1The assets of a community benefit society may be subject to a statutory restriction on use (statutory asset lock), see RFCCBS 3.4.12 for further information.

RFCCBS 6.1.35G

1Community benefit societies that are exempt charities in England and Wales, and all societies that are charities in Scotland, are subject to particular restrictions on the rates of interest payable to members in addition to those set out above.
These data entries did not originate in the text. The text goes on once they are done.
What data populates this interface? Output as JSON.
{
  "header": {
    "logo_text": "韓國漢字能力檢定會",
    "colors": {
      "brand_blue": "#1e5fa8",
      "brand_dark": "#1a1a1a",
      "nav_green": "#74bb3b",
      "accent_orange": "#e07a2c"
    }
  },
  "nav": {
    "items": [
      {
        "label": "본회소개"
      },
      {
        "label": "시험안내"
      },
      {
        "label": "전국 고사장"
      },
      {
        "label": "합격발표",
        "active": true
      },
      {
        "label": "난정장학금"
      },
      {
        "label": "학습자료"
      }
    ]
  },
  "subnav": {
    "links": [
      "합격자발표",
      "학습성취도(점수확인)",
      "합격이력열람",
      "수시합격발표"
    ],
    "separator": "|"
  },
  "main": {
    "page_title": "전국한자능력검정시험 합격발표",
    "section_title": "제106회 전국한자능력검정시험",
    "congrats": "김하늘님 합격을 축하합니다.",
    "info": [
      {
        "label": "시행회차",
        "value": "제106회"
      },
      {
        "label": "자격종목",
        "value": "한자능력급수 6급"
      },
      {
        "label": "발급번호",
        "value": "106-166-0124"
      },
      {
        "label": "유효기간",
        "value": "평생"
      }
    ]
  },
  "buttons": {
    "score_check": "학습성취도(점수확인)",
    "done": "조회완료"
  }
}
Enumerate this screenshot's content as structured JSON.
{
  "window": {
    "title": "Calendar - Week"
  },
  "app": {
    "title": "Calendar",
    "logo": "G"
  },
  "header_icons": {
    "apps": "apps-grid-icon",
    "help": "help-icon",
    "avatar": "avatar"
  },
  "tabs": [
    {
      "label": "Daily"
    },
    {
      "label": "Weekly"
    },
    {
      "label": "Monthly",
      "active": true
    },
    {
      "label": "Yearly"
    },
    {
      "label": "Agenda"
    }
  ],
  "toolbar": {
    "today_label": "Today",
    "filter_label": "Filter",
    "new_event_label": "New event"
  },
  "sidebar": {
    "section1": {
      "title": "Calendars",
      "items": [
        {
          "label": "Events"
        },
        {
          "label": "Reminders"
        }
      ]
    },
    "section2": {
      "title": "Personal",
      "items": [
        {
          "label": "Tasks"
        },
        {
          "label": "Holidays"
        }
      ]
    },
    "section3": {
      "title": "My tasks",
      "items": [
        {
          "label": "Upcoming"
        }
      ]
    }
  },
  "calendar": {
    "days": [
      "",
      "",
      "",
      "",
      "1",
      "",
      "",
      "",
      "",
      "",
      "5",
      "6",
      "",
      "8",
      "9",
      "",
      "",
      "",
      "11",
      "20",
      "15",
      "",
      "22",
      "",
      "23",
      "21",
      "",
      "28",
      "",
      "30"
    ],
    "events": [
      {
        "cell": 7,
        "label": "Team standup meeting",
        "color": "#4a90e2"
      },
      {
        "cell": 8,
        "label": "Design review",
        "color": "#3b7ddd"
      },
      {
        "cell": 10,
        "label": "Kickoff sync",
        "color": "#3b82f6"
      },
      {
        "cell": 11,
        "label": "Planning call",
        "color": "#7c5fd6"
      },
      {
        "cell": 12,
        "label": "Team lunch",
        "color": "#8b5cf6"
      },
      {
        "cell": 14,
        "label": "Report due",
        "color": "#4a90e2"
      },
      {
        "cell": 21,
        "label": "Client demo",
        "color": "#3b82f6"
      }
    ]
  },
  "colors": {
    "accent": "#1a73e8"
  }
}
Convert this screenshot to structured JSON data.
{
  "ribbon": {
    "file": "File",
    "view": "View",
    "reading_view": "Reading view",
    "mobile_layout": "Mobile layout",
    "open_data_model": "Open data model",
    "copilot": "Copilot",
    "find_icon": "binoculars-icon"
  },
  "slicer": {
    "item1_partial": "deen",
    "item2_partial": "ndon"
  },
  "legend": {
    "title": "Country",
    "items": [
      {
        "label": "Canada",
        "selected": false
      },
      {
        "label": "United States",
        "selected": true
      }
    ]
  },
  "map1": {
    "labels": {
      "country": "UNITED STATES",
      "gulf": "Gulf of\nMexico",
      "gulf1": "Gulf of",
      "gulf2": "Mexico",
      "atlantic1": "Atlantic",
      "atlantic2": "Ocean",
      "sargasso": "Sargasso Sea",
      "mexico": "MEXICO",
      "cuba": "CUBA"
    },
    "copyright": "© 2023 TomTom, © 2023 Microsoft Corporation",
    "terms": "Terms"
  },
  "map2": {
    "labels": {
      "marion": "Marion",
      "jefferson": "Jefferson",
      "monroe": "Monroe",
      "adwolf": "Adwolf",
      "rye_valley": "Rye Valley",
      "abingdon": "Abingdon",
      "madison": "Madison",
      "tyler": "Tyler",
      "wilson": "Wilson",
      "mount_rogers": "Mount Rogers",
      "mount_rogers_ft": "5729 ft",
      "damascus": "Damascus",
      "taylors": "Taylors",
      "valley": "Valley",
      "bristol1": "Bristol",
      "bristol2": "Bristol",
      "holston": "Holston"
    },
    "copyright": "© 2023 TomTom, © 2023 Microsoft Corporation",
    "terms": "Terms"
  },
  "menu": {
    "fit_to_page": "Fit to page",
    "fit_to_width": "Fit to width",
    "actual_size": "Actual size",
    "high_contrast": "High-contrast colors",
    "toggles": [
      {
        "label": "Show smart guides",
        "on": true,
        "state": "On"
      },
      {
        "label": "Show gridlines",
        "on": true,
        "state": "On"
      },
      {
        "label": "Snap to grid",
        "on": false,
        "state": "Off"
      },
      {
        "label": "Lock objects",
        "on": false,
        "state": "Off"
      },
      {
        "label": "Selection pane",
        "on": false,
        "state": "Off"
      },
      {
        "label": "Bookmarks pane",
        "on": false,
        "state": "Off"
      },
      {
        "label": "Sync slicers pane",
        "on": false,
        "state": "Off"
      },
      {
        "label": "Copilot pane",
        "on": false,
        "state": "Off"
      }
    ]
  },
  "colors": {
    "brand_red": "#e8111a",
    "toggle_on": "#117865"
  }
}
The Charity Commission for England and Wales, and the Office of the Scottish Charity Regulator (OSCR) for Scotland take the following view:

A power of a community benefit society to pay interest on shares is not incompatible with charitable status, provided that the following features are required by the society’s rules:

1. The interest rate is set at a level which is not in itself a motivation to buy shares and which the charity trustees can justify as being in the interests of the charity by reference to available commercial rates for borrowing.

2. The cost is part of the society’s revenue expenses and met before the surplus is determined.

3. The rates are declared in advance of the period for which they will become payable, just as for a bank or building society account, and never retrospectively.

4. There is a power to suspend interest payments in the interests of the society.

5. There is a power of the society to withhold repayment of the shares, either temporarily or indefinitely and to write the value down below the nominal £1.

6. The shareholding does not confer any rights to the underlying assets of the society.

7. In the event of a solvent dissolution, shareholders can not be paid more than the nominal value of their shares.